I'm very new to Big Data, and I'm currently working on a project in which we have a server that generates a set of CSV files very rapidly about our customers activities. I'm thinking about doing some analytics to get reports and visualisation in real time in the same time I want to archive that files for a long period to get insight about our customers activities every year
I'm very confused which architecture to use.do you have any suggestion?
I'm thinking about ingesting the files using flume and kafka then spark streaming for real time analysis and using HDFS or elastiquesearch for bach processing
what do you think about this pipeline?do you have other suggestions?
waiting for you help
If the CSV files are sent to a directory, I'd consider using HDF to pick them up and flow them directly into HDP. Once there you have a number of options. You can try using the new LLAP dynamic text cache https://hortonworks.com/blog/top-5-performance-boosters-with-apache-hive-llap/ to query them directly or convert them to ORC tables.
You can also move them into ElasticSearch or Solr and create dashboards. Once the files are in Hive though you can use any visualization tool you want via ODBC or JDBC connections.
Hope this helps.
Try considering a lambda architecture. You can find a basic explanation of it in the link below.
Your tooling selection will really depend on your particular use case.
For "Speed" layer, you can use Storm or Spark Streaming. IMHO the main selection criteria between the two will depend on whether you're interested in ultra low latency (Storm) or high throughput (Spark Streaming). There's other factors, but these are some of the main drivers.
For the "Serving" layer, your main choice is HBase. Depending on how you're going to query the "Serving" layer you may want to consider putting Phoenix on top of HBase. Since HBase is a NoSQL store, it has it's own API for making calls. Phoenix adds an abstraction layer on top of HBase and allows you to make queries in SQL format. Mind you, it's still in tech preview and may have some bugs here and there. Also, it's not meant for complex SQL queries.
For your ingest and simple event processing you can look into HDF/Nifi.
If you move beyond the HDP/HDF stack for the serving layer then your options increase to include other NoSQL stores as well as regular SQL DBs.
Below is a diagram of a sample Lambda architecture for a demo that receives sensor data from trucks and analysis them, along with driver behaviour, to determine the possibility of a driver committing a traffic violation/infraction. It will give you a better idea of what a lambda deployment may look like.
As always, if you find this post useful, don't forget to accept the answer.
I would say to go with lambda architecture as it purpose is for both streaming and batch process.
To choose the tools for batch and streaming is tricky and it based on the volume of data which has to be captured for ingestion, source of the data from where it is captured , frequency of process which has to be triggered, nature of data - structured/un-structured /semi- structured.
Kafka and Spark combination will do good for lambda architecture.
Have a look at this link which explain with a scenario.

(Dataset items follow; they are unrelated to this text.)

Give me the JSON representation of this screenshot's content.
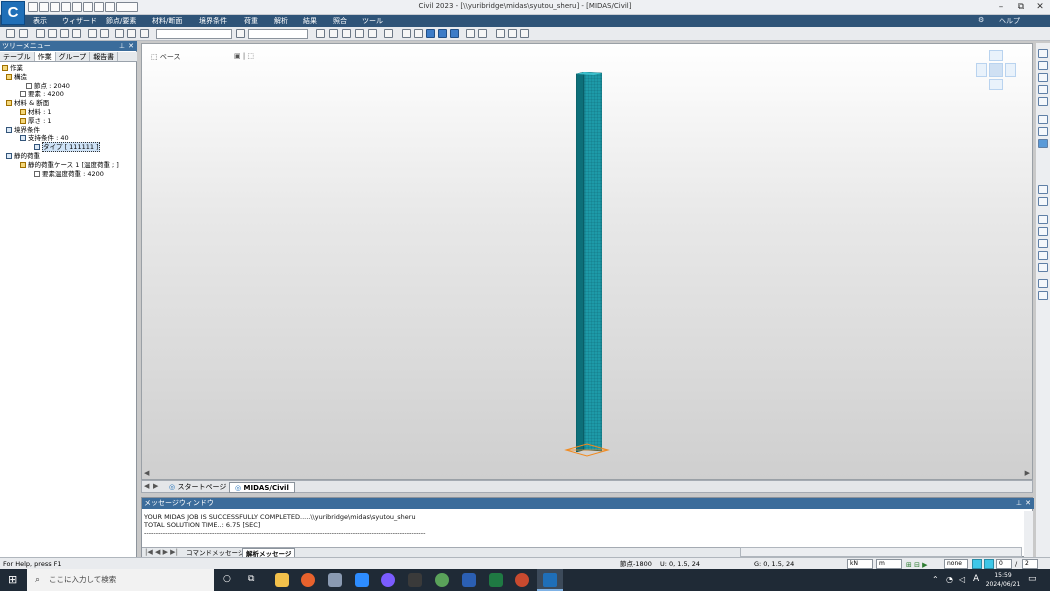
{
  "window": {
    "title": "Civil 2023 - [\\\\yuribridge\\midas\\syutou_sheru] - [MIDAS/Civil]",
    "logo_letter": "C"
  },
  "menu": {
    "items": [
      "表示",
      "ウィザード",
      "節点/要素",
      "材料/断面",
      "境界条件",
      "荷重",
      "解析",
      "結果",
      "照合",
      "ツール"
    ],
    "help_label": "ヘルプ"
  },
  "tree": {
    "header": "ツリーメニュー",
    "tabs": [
      "テーブル",
      "作業",
      "グループ",
      "報告書"
    ],
    "active_tab": "作業",
    "nodes": [
      {
        "level": 0,
        "text": "作業"
      },
      {
        "level": 1,
        "text": "構造"
      },
      {
        "level": 2,
        "text": "節点 : 2040"
      },
      {
        "level": 2,
        "text": "要素 : 4200"
      },
      {
        "level": 1,
        "text": "材料 & 断面"
      },
      {
        "level": 2,
        "text": "材料 : 1"
      },
      {
        "level": 2,
        "text": "厚さ : 1"
      },
      {
        "level": 1,
        "text": "境界条件"
      },
      {
        "level": 2,
        "text": "支持条件 : 40"
      },
      {
        "level": 3,
        "text": "タイプ [ 111111 ]"
      },
      {
        "level": 1,
        "text": "静的荷重"
      },
      {
        "level": 2,
        "text": "静的荷重ケース 1 [温度荷重 ; ]"
      },
      {
        "level": 3,
        "text": "要素温度荷重 : 4200"
      }
    ]
  },
  "viewport": {
    "view_label": "ベース"
  },
  "doc_tabs": {
    "tabs": [
      "スタートページ",
      "MIDAS/Civil"
    ],
    "active": "MIDAS/Civil"
  },
  "message_window": {
    "title": "メッセージウィンドウ",
    "lines": [
      "YOUR MIDAS JOB IS SUCCESSFULLY COMPLETED.....\\\\yuribridge\\midas\\syutou_sheru",
      "TOTAL SOLUTION TIME..:    6.75 [SEC]",
      "------------------------------------------------------------------------------------------------------------------------"
    ],
    "tabs": [
      "コマンドメッセージ",
      "解析メッセージ"
    ],
    "active_tab": "解析メッセージ"
  },
  "status": {
    "help_text": "For Help, press F1",
    "node": "節点-1800",
    "u_coord": "U: 0, 1.5, 24",
    "g_coord": "G: 0, 1.5, 24",
    "force_unit": "kN",
    "length_unit": "m",
    "filter": "none",
    "page_current": "0",
    "page_total": "2"
  },
  "taskbar": {
    "search_placeholder": "ここに入力して検索",
    "time": "15:59",
    "date": "2024/06/21",
    "ime": "A"
  },
  "colors": {
    "menubar": "#2f5478",
    "panel_header": "#3b6c9b",
    "column_teal": "#1d9aa8",
    "column_dark": "#0d6f79",
    "taskbar": "#1f2a36"
  }
}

Spark serves near real time processing of data as well as hold good for batch processing as well. As a developer you need not have to concentrate on much about other area/tools in hadoop. Of course It may not serve for your purpose if its different from what spark could do. However whatever the tools you could choose there will be some trade off which has to be handled in one or the other way. If you could brief few other details of your need may be some other points can be mentioned. Hope it helps.